Seis meses após a primeira invasão à Ucrânia, a Rússia está a ser confrontada com um grave défice tecnológico. Após a utilização de armas muito mais do que o previsto, o país liderado por Vladimir Putin está limitado em termos de stock de antigas munições da Era Soviética e a capacidade em adquirir equipamentos eletrónicos que necessita para manter o esforço de guerra está cada vez mais comprometida, devido às sanções impostas pelo Ocidente. Com as importações suspensas, os militares russos estão a recorrer a chips destinados a eletrodomésticos para utilizar em equipamentos militares, como armas e mísseis.
O acesso a chips de alta tecnologia que a Rússia pode – ou não – conseguir ter, pode vir a marcar a evolução (ou o desfecho) da guerra. A Ucrânia está empenhada em garantir que esta aquisição seja fortemente limitada, enviando alertas internacionais aos aliados ocidentais para que o inimigo russo não consiga obter o que necessita da sua “lista de compras”. O primeiro-ministro ucraniano, Denys Shmyhal, sublinhou que a escassez de produtos está a tornar.se um fator decisivo na evolução da guerra. “De acordo com as nossas informações, os russos já gastaram cerca de metade do seu arsenal de armas”, referiu, acrescentando que não têm qualquer possibilidade de restabelecer os stocks.
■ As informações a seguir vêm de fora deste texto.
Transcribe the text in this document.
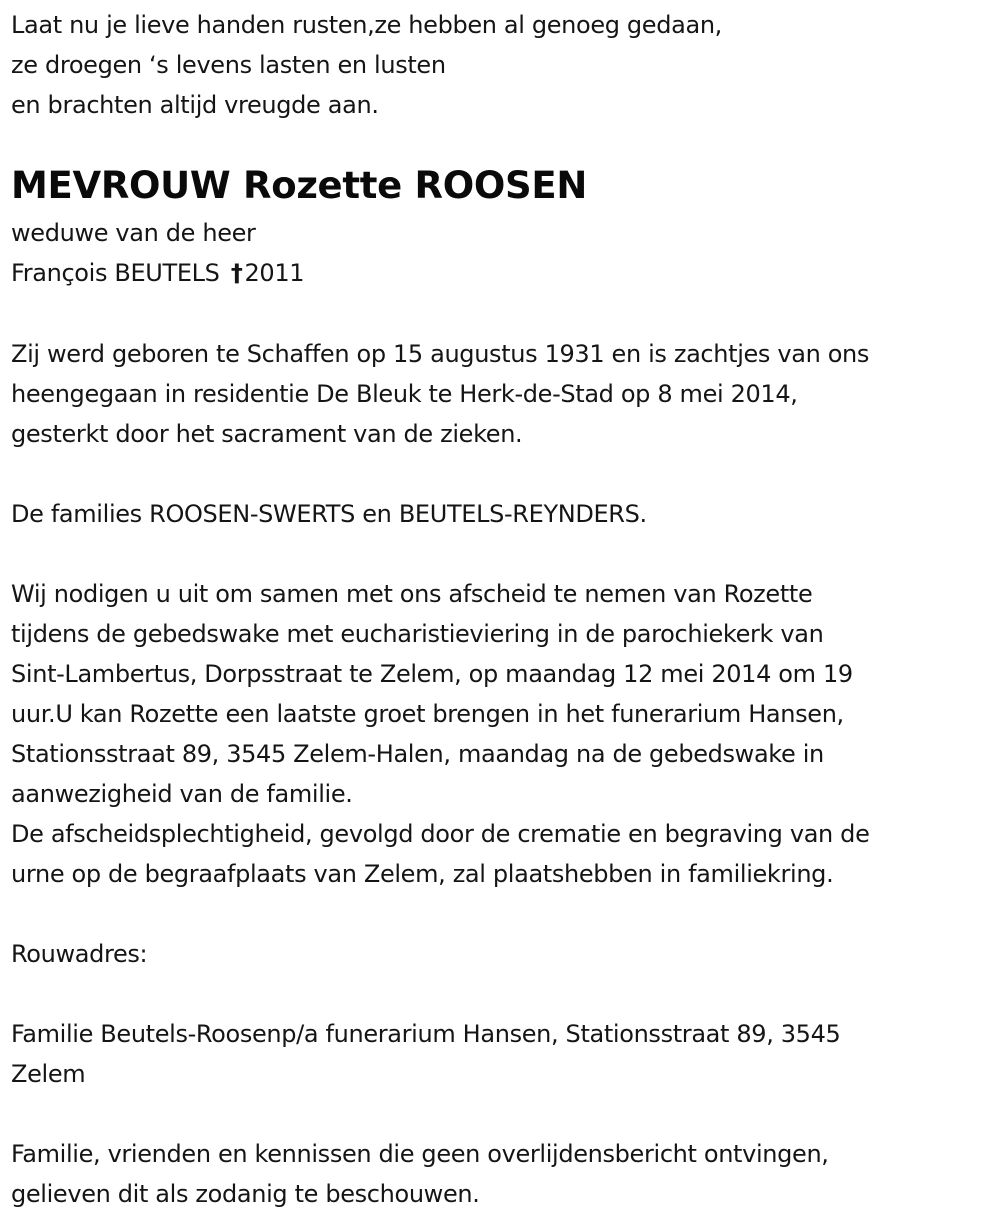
Laat nu je lieve handen rusten,ze hebben al genoeg gedaan,
ze droegen ‘s levens lasten en lusten
en brachten altijd vreugde aan.
MEVROUW Rozette ROOSEN
weduwe van de heer
François BEUTELS †2011
Zij werd geboren te Schaffen op 15 augustus 1931 en is zachtjes van ons
heengegaan in residentie De Bleuk te Herk-de-Stad op 8 mei 2014,
gesterkt door het sacrament van de zieken.
De families ROOSEN-SWERTS en BEUTELS-REYNDERS.
Wij nodigen u uit om samen met ons afscheid te nemen van Rozette
tijdens de gebedswake met eucharistieviering in de parochiekerk van
Sint-Lambertus, Dorpsstraat te Zelem, op maandag 12 mei 2014 om 19
uur.U kan Rozette een laatste groet brengen in het funerarium Hansen,
Stationsstraat 89, 3545 Zelem-Halen, maandag na de gebedswake in
aanwezigheid van de familie.
De afscheidsplechtigheid, gevolgd door de crematie en begraving van de
urne op de begraafplaats van Zelem, zal plaatshebben in familiekring.
Rouwadres:
Familie Beutels-Roosenp/a funerarium Hansen, Stationsstraat 89, 3545
Zelem
Familie, vrienden en kennissen die geen overlijdensbericht ontvingen,
gelieven dit als zodanig te beschouwen.
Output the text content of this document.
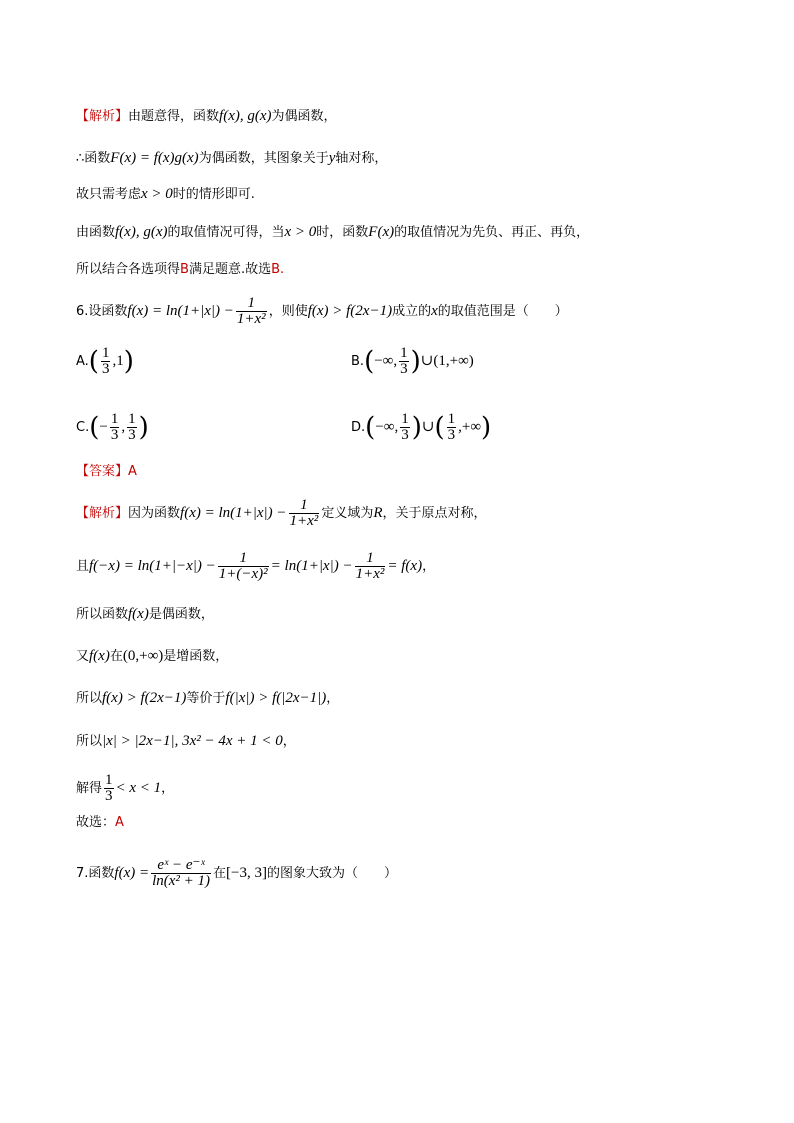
【解析】由题意得，函数f(x), g(x)为偶函数，
∴函数F(x) = f(x)g(x)为偶函数，其图象关于y轴对称，
故只需考虑x > 0时的情形即可.
由函数f(x), g(x)的取值情况可得，当x > 0时，函数F(x)的取值情况为先负、再正、再负，
所以结合各选项得B满足题意.故选B.
6.设函数$f(x) = \ln(1+|x|) - \frac{1}{\text{1+x²}}$ ，则使f(x) > f(2x−1)成立的x的取值范围是（　　）
$A.( \frac{1}{3} ,1)$	B.(−∞, $\frac{1}{3}$ )∪(1,+∞)
$C.(- \frac{1}{3}$ , $\frac{1}{3}$ )	D.(−∞, $\frac{1}{3}$ )∪( $\frac{1}{3}$ ,+∞)
【答案】A
【解析】因为函数$f(x) = \ln(1+|x|) - \frac{1}{\text{1+x²}}$ 定义域为R，关于原点对称，
且$f(-x) = \ln(1+|-x|) - \frac{1}{\text{1+(−x)²}} = \ln(1+|x|) - \frac{1}{\text{1+x²}} = f(x)$，
所以函数f(x)是偶函数，
又f(x)在(0,+∞)是增函数，
所以f(x) > f(2x−1)等价于f(|x|) > f(|2x−1|)，
所以|x| > |2x−1|, 3x² − 4x + 1 < 0，
解得 $\frac{1}{3} < x < 1$，
故选：A
7.函数$f(x) = \frac{\text{eˣ − e⁻ˣ}}{\text{ln(x² + 1)}}$ 在[−3, 3]的图象大致为（　　）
A “lista de compras” elaborada pelo Kremlin, a que o jornal Politico teve acesso, está dividida em três categorias prioritárias e contém semicondutores, transformadores, conectores, invólucros, transístores, isoladores e outros componentes, produtos que Moscovo costumava encomendar às empresas do Reino Unido, da Holanda, da Alemanha, do Reino Unido, entre outras.
O programa de aquisições militares russo é “extenso, bem financiado, e tem uma enorme base militar e industrial que produz material”, explica James Byrne, diretor do Open-Source Intelligence and Analysis Research Group, do centro de defesa e segurança britânico RUSI, citado pelo jornal Politico. “Mas agora gastaram tanto na Ucrânia, que precisam de um grande volume de novos fornecimentos. E as sanções vão tornar-lhes [a tarefa] mais difícil…Portanto, vão ter de dar prioridade às coisas críticas, e é por isso que estamos a ver estes documentos. É óbvio que pensamos que eles estão a lutar para garantir os abastecimentos”, conclui.
Problemas no bloqueio de exportação
Os países ocidentais fortaleceram as sanções à Rússia, com controlos de venda de chips mais rígidos, com o objetivo de diminuir a capacidade militar russa. No entanto, há quem defenda que este regime de controlo de exportação pode não conseguir impedir as transferências de tecnologia. “Depois de os chips saírem das fábricas, é muito difícil ter a certeza para onde vão parar”, refere Diederik Cops, investigador na organização Flemish Peace Institute, citado pelo Politico. O medo do presidente ucraniano Volodymyr Zelensky, é que a Rússia consiga obter os produtos através de países intermediários, como a China ou o Irão, que compram a tecnologia e depois vendem-na a Moscovo.
“Países como a Coreia do Norte e o Irão acumularam anos de perícia para contornar as sanções. A Rússia preparou-se certamente para lidar com isto nos últimos meses…Os russos podem também contar com a aptidão histórica para criar os tais canais, também foi rotina durante a Guerra Fria. E existem longas fronteiras com os países vizinhos e uma grande rede de países aliados com quem trabalhar”, explica Cops.
Os EUA, a Europa e outros aliados ocidentais criaram regimes de licenciamento para impedir que as empresas exportassem tecnologia militar potencial para clientes que pudessem ser considerados um risco para a sua segurança. Mas é “um enorme desafio monitorizar os canais ilegais de proliferação, e mesmo os canais legais, para ver quem é o utilizador final”, diz ainda o especialista.